Field Name	Data Type	Domain Type
Group Number	Text	Coded Values
Point Number	Short Integer	Range: 1 to 100
Temperature	Float	Range: 15 to 60
Dew Point	Float	Range: -20 to 100
Relative Humidity	Float	Range: 1 to 100
Wind Speed	Float	Range: 0 to 60
Cardinal Wind Direction	Text	Coded Values
Azimuthal Wind Direction	Short Integer	Range: 0 to 360

Table 1. All domains and associated data types used to create this geodatabase. Note that Dew point has a range that was changed to a negative value.

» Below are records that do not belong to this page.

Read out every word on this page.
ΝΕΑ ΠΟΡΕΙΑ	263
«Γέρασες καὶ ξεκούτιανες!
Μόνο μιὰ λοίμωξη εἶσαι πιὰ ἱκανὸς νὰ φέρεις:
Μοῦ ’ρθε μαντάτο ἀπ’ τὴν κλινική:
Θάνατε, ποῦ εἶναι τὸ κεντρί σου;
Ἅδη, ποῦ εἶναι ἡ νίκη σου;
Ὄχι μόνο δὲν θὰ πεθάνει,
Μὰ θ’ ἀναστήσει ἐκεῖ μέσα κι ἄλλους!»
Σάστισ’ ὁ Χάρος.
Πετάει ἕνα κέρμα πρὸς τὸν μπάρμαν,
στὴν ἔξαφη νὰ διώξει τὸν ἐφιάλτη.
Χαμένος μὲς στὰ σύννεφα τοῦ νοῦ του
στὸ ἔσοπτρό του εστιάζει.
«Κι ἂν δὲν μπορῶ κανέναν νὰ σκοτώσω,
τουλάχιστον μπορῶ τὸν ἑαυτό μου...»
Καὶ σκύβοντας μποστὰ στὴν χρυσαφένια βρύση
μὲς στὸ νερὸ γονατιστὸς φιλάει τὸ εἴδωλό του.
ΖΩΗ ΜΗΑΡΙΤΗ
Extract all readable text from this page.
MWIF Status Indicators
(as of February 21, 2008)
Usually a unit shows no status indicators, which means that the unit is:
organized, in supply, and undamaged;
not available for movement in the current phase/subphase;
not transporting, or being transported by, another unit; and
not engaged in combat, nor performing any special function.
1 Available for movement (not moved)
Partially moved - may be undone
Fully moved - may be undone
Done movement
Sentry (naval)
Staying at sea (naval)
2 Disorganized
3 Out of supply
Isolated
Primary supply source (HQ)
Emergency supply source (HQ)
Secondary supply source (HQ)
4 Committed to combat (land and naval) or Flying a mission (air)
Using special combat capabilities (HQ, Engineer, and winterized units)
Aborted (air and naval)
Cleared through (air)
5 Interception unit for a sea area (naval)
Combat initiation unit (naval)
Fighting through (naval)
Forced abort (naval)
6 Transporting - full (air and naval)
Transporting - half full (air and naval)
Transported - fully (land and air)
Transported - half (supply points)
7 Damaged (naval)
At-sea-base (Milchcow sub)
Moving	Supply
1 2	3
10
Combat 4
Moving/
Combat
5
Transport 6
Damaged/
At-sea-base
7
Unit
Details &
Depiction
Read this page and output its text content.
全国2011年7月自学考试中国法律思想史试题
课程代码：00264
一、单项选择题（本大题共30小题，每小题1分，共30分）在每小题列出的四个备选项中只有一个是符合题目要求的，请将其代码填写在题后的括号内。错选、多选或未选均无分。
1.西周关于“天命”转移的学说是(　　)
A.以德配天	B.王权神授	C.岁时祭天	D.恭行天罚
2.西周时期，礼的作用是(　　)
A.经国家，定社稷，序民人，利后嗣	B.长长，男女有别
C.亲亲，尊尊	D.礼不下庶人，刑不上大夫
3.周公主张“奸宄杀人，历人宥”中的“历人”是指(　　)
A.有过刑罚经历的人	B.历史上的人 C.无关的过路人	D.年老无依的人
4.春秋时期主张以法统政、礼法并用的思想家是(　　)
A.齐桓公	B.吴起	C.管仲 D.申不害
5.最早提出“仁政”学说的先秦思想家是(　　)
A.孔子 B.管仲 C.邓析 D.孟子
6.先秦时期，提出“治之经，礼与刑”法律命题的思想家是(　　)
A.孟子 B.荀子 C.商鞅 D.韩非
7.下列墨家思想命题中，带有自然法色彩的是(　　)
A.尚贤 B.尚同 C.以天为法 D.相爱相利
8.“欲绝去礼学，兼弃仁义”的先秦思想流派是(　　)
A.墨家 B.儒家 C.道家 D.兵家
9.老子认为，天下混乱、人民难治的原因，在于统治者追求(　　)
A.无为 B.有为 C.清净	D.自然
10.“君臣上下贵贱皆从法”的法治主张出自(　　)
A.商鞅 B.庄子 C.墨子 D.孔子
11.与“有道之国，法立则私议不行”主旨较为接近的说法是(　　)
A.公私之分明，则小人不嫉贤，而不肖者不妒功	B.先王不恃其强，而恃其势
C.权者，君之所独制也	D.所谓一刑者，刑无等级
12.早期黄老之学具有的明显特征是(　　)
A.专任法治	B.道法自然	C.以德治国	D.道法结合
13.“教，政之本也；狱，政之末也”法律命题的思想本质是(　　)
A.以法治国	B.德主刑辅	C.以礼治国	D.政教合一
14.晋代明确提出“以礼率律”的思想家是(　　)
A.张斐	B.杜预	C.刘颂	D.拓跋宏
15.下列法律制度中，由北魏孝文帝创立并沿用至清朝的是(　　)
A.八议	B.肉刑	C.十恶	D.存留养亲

 An example of this was from the group number attribute; allowing the user to only select from a pre-defined list of options. After entering domains, we tested the functionality of the geodatabase and feature data set described earlier by importing it to a Trimble Juno GPS unit set up to run ESRI’s ArcPad GPS program. Observations were collected from the UWEC Campus Mall, an area roughly 500 by 200 feet in the center of the UWEC campus located in Wisconsin. Using the GPS unit and a Kestrel 3000 wind meter, a handheld weather monitoring device capable of collecting all required data, a couple points were created and the attribute table was populated.

Results/Discussion

When entering data points to the feature dataset it became apparent that several adjustments were needed; for example, the dew point attribute domain needed to have an extended range as several dew point measurements had negative values. Because of this the correct value wasn’t able to be entered for the points in the dew point field. All other fields worked well with the domains being set up for the weather present on that particular day. Unfortunately there were only two points collected for the time that was allotted for data collection. This was due to the fact that the GPS unit I was assigned failed to acquire a strong enough signal from satellites meaning that what points I did collect were recorded as being several kilometers south of where they should have been. 

 

Conclusions:

During this lab the processes required to create a geodatabase with relevant range and coded value domains were completed. From here it was a relatively simple process to export this geodatabase with its point feature class into a Trimble Juno GPS unit for a short test. During the test it was apparent that the domain range for the dew point attribute needed to be extended and that one cannot always trust their equipment to work correctly once in the field.